Director of Education
It’s hard to believe that just 16 years ago Precious Metal Clay made its debut in the United States. Since then we’ve gone through three generations of PMC fine silver – Standard, Plus, and PMC 3 – plus PMC Gold, and Aura 22. Now we have PMC Pro and the new kid on the block, PMC Sterling. As if that wasn’t enough, several types of copper, bronze, and other interesting base metals have joined the mix. It’s absolutely mind-blowing.
Above: "Faux Jasper 2" by Hadar Jacobson using just a few of the newest metal clays: copper, bronze, white bronze, and pearl grey steel.
The other thing that is really mind blowing is that each one of these formulas has its own unique set of firing standards. It was confusing enough when we just had to keep track of the nuances and variables associated with firing fine silver. Now we have different firing schedules, temperatures, chambers, and carbons mixes to go along with each of the various products. Whew!
If you plan to teach with some of these new materials, know your stuff! There is nothing worse than trying to wing it in the classroom. Sure, things naturally can and do go wrong. But make sure you’ve practiced extensively with whatever type of metal clay you plan to teach with. Have plenty of samples on hand to share with your students, including your mistakes.

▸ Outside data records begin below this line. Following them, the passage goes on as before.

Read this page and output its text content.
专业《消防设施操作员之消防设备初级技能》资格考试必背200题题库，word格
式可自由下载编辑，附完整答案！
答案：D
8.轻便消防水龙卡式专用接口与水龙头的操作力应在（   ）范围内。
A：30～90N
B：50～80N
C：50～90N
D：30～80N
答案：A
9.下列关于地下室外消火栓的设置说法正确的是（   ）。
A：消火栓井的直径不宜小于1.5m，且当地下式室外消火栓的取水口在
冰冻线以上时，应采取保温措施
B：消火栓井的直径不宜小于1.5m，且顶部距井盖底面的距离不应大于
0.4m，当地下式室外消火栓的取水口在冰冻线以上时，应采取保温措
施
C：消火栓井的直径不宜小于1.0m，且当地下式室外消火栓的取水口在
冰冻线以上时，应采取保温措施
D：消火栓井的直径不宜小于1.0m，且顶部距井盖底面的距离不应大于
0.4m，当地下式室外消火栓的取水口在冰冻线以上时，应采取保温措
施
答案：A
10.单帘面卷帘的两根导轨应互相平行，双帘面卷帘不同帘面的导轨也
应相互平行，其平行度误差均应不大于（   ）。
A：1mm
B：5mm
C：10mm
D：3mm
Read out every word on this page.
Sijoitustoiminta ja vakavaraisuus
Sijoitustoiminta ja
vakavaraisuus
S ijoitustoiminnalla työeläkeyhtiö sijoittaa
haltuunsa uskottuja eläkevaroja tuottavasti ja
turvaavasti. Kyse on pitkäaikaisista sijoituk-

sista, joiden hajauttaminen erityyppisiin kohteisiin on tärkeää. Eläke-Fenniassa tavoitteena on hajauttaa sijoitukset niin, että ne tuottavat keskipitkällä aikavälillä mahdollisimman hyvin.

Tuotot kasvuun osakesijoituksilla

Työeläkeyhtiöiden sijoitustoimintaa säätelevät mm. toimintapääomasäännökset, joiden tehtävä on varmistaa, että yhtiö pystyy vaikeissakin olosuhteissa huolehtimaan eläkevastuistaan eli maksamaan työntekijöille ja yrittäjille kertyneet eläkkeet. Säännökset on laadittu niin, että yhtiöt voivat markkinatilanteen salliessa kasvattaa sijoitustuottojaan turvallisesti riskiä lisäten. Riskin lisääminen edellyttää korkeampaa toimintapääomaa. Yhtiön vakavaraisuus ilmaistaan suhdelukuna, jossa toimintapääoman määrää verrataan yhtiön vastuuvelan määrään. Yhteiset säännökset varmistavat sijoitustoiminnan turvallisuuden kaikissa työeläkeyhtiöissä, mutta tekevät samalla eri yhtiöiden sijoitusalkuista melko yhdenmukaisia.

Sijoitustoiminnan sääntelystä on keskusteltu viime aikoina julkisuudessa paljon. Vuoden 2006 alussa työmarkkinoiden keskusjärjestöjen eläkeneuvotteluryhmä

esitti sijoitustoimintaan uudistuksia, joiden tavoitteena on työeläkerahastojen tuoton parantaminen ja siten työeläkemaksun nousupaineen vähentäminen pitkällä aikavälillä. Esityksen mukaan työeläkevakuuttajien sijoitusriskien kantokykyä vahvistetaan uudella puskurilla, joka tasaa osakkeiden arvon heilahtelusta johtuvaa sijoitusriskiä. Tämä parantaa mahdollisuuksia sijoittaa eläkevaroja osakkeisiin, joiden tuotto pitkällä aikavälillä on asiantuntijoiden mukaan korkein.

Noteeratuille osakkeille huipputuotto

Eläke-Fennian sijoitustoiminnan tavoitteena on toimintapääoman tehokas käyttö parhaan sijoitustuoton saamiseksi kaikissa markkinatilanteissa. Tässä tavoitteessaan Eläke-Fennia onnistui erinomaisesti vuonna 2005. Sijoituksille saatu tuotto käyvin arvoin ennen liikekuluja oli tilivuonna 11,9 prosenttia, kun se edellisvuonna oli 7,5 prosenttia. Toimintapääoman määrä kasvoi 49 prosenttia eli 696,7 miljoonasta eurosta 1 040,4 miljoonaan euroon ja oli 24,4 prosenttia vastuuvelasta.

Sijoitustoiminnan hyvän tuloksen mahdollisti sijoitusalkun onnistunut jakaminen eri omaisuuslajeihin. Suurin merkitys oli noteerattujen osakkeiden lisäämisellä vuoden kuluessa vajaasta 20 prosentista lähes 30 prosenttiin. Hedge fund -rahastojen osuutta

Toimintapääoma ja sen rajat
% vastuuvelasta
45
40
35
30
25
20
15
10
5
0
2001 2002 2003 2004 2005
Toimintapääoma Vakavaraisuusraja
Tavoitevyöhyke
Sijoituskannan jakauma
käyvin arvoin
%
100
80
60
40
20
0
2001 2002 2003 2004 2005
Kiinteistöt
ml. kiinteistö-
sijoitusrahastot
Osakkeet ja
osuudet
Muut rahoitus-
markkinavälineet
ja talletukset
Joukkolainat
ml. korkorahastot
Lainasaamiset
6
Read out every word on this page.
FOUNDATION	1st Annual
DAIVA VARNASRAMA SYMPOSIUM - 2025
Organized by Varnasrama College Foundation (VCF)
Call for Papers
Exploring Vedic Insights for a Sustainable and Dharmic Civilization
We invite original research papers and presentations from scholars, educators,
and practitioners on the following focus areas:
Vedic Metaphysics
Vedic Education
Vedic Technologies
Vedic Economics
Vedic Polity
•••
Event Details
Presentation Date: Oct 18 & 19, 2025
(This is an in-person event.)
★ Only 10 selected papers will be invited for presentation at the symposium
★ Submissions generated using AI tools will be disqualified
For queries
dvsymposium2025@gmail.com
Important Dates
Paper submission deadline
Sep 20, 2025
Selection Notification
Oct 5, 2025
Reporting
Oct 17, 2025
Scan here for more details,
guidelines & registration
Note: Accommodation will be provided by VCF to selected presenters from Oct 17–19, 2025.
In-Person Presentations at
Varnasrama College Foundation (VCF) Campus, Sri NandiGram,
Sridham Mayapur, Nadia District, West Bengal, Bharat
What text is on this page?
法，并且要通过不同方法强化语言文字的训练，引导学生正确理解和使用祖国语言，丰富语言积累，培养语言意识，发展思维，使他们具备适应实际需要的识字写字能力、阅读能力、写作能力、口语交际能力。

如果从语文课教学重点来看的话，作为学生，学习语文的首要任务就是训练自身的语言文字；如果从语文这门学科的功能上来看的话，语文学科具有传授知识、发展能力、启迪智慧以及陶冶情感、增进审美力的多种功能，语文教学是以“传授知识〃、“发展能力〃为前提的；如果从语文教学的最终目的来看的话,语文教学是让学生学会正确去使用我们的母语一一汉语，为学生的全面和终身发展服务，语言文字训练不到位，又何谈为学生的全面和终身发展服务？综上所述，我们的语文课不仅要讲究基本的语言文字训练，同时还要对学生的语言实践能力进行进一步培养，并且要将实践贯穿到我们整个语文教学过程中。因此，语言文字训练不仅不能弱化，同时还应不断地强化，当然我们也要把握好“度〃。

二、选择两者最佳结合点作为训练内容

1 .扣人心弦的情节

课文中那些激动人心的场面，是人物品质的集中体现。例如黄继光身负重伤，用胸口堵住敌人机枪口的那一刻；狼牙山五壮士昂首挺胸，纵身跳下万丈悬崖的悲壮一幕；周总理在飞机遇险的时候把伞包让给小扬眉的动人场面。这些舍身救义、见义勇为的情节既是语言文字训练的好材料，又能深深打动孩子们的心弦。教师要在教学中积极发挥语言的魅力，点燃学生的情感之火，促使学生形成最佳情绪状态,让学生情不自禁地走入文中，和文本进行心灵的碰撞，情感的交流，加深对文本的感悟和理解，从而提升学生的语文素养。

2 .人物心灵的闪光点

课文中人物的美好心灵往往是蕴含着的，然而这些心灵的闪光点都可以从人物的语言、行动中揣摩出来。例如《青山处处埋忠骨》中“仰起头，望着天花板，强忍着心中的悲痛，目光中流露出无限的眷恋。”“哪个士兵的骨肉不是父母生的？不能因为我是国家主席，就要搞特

There is plenty of value in making mistakes and we’ve all made them. Fess up to your blunders. Through are, “Oh crap!” experiences we gain lots of, “Ah ha,” moments and plenty of valuable insight.
No one can remember all the firing schedules associated with the wide variety of products now on the market. Start a firing journal to record your experiences, successes, and mishaps with each of the metals. Note the times and temperatures, the type of carbon used, and any little nuances and nuggets of wisdom. Turn this into a quick reference guide – a cheat sheet – and share it with your students. One of the biggest parts of being a successful teacher is in paying your dues….and paying it forward.